WASHINGTON (May 26, 2011) Legislation introduced today by Sen. Roger Wicker (R-Miss.) to address the problems of wind versus water disputes in the aftermath of a severe storm contains both positives and negatives, according to the National Association of Mutual Insurance Companies (NAMIC).
“We appreciate Sen. Wicker’s willingness to address this complicated issue and look forward to working with him to find a solution that works for everyone,” said Matt Gannon, assistant vice president of federal affairs for NAMIC. “However, we have some concerns that his plan could cause more confusion for insurers and consumers in the aftermath of a major flood.”
Under the Wicker plan, officially dubbed the Consumer Option for an Alternative System to Allocate Losses (COASTAL) Act, the government would establish a system to collect data from named storms to help determine if damage to a particular property was caused by wind or water.

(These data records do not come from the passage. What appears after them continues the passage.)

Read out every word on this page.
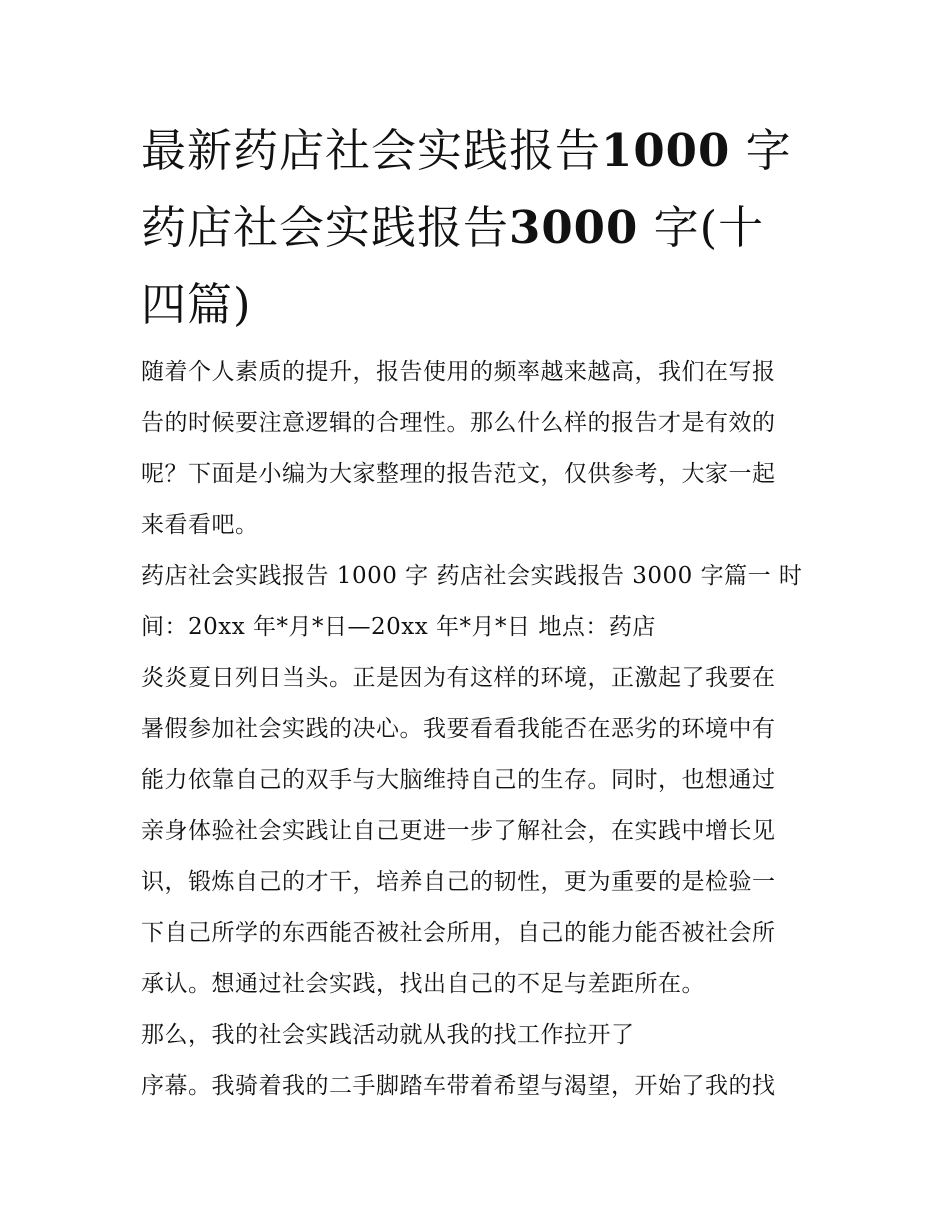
最新药店社会实践报告1000 字
药店社会实践报告3000 字(十
四篇)

随着个人素质的提升，报告使用的频率越来越高，我们在写报
告的时候要注意逻辑的合理性。那么什么样的报告才是有效的
呢？下面是小编为大家整理的报告范文，仅供参考，大家一起
来看看吧。

药店社会实践报告 1000 字 药店社会实践报告 3000 字篇一 时
间：20xx 年*月*日—20xx 年*月*日 地点：药店

炎炎夏日列日当头。正是因为有这样的环境，正激起了我要在
暑假参加社会实践的决心。我要看看我能否在恶劣的环境中有
能力依靠自己的双手与大脑维持自己的生存。同时，也想通过
亲身体验社会实践让自己更进一步了解社会，在实践中增长见
识，锻炼自己的才干，培养自己的韧性，更为重要的是检验一
下自己所学的东西能否被社会所用，自己的能力能否被社会所
承认。想通过社会实践，找出自己的不足与差距所在。

那么，我的社会实践活动就从我的找工作拉开了

序幕。我骑着我的二手脚踏车带着希望与渴望，开始了我的找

The bill would also have the government establish an allocation plan to set how much should be covered under a windstorm or flood insurance policy for indeterminate claims, raising the specter of a greater intrusion by the federal government into the private insurance market.
“Under the COASTAL Act, for the first time a federal agency would be telling state-regulated property/casualty insurance companies what they have to pay in claims,” said Gannon. “NAMIC has very significant concerns about this encroachment by the federal government into the private insurance market.”
However, the proposals in the COASTAL Act that help move the NFIP towards financial stability and off the backs of the taxpayers are a welcome addition to the debate, according to Gannon. “This is a very complex problem, and it’s important to make sure we enact a solution that will protect those homeowners who need flood insurance coverage without expanding the federal government’s role or adding to the taxpayer burden,” he said. “We’re glad Sen. Wicker is willing to address this difficult issue, and we look forward to working with him.”